A real-time ship manoeuvring simulation study for the Strait of Istanbul (Bosporus)

Sarioz K., KUKNER A., NARLI E.

JOURNAL OF NAVIGATION, vol.52, no.3, pp.394-410, 1999 (SCI-Expanded) identifier identifier

  • Publication Type: Article / Article
  • Volume: 52 Issue: 3
  • Publication Date: 1999
  • Doi Number: 10.1017/s0373463399008498
  • Journal Indexes: Science Citation Index Expanded (SCI-EXPANDED), Scopus
  • Page Numbers: pp.394-410
  • Istanbul Technical University Affiliated: Yes


During the past thirty years, there has been a steady growth in the size and number of ships that use the Strait of Istanbul (Bosporus), which is one of the most difficult, crowded, and potentially dangerous waterways in the world. There have been over two hundred accidents over the past decade resulting in loss of life and serious damage to the environment.

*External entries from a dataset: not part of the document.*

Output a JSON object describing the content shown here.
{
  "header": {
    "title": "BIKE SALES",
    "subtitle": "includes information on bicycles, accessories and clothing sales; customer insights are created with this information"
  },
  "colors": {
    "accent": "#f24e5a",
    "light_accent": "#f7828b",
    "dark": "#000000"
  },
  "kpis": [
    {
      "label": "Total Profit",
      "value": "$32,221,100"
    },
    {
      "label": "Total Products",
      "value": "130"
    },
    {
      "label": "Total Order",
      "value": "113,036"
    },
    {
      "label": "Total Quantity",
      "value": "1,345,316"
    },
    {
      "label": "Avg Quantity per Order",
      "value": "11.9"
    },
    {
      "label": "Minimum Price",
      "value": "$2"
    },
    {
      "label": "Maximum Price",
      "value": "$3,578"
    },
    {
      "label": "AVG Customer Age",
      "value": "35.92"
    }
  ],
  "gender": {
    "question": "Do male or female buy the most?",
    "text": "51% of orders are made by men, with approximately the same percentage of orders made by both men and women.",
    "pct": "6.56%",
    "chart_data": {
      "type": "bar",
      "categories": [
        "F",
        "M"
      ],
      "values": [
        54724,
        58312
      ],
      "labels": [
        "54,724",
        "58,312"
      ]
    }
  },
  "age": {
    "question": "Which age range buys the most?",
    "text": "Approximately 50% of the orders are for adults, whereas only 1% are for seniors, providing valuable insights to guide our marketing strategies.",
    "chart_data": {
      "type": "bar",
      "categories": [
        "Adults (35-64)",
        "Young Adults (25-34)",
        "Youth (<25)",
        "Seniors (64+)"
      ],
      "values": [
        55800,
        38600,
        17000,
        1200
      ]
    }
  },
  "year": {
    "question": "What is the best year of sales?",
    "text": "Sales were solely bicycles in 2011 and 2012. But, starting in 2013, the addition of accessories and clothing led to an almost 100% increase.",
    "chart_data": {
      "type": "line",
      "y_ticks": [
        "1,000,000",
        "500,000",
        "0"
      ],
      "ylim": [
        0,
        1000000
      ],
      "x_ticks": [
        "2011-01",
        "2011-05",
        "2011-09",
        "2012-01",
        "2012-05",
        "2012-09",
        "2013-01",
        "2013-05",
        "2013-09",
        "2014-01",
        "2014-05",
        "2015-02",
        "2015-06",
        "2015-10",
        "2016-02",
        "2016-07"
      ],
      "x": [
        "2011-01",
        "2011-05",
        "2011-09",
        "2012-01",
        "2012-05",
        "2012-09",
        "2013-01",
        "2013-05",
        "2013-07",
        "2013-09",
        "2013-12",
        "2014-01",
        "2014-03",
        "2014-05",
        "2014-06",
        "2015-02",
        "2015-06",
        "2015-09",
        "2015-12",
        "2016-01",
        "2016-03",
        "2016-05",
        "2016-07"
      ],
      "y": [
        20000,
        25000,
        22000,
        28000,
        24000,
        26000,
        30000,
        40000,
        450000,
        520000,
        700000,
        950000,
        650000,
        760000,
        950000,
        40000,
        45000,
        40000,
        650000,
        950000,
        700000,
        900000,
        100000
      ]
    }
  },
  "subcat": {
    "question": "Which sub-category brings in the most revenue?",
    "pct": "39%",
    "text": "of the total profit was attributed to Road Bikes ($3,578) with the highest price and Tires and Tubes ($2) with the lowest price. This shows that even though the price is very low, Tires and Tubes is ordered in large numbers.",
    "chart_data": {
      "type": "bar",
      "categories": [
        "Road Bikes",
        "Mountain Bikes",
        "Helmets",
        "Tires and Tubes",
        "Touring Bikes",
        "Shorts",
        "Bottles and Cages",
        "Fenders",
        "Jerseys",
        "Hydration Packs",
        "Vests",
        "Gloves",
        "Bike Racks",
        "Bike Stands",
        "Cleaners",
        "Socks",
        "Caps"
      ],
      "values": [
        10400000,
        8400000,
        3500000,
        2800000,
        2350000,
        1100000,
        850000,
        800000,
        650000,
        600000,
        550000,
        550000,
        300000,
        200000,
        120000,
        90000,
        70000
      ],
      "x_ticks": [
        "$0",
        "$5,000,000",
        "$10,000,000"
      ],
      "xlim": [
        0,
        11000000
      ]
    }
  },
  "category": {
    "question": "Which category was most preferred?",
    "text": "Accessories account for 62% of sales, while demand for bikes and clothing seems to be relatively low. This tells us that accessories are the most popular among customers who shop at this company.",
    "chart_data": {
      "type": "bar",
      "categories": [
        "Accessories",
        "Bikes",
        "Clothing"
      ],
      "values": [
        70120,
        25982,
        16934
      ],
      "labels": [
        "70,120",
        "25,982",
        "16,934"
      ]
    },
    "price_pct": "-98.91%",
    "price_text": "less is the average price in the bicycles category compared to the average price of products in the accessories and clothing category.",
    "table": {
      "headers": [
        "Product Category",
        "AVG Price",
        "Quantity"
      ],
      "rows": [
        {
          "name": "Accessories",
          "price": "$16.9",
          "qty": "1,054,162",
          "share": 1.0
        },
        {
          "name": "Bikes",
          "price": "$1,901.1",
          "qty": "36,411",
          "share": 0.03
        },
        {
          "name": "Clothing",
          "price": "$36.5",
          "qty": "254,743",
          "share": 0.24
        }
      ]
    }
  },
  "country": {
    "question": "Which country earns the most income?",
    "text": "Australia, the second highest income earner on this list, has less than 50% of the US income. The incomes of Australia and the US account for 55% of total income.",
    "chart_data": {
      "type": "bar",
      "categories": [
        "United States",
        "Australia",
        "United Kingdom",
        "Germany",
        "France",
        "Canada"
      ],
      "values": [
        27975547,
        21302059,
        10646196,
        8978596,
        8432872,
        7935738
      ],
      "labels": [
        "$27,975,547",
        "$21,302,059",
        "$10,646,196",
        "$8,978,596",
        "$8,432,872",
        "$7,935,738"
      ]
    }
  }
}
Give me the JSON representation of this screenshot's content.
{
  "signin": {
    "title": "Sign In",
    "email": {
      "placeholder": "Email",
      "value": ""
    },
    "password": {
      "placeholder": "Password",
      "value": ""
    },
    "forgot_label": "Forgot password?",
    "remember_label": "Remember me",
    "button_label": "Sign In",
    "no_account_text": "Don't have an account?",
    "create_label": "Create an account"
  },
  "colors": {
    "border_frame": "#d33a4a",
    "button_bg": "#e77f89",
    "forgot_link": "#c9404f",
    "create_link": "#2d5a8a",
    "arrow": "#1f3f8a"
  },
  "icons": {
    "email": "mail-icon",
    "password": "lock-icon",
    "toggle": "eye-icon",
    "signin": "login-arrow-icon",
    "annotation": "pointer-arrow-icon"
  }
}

Many of the proposed export routes for forthcoming production from the Caspian sea region pass westwards through the Black Sea and the Bosporus en-route to the Mediterranean Sea and world markets. The risks and dangers associated with tanker navigation, maritime accidents and environmental catastrophe are aggravated with the increase in the density of traffic, tanker size and cargo capacity, as well as the nature of the cargo. In order to ease the problem, a Traffic Separation Scheme (TSS) was established and approved by IMO in 1994. This scheme has drastically reduced the number of collisions. However, one-way or two-way suspension of traffic in the Bosporus is inevitable for ships that cannot comply with the TSS because of their type, size or poor manoeuvring characteristics. The selection of size criteria to comply with the TSS has been a matter of discussion. This paper presents the results of a real-time simulation study investigating the manoeuvring performance of large tankers in the Bosporus The study was conducted with a simulator capable of subjecting a given huh form to any combination of environmental conditions, i.e. wind, current and wave drift forces. The results indicate that, when realistic environmental conditions are taken into account, the size of ships that can navigate safety in compliance with the traffic separation lanes is limited.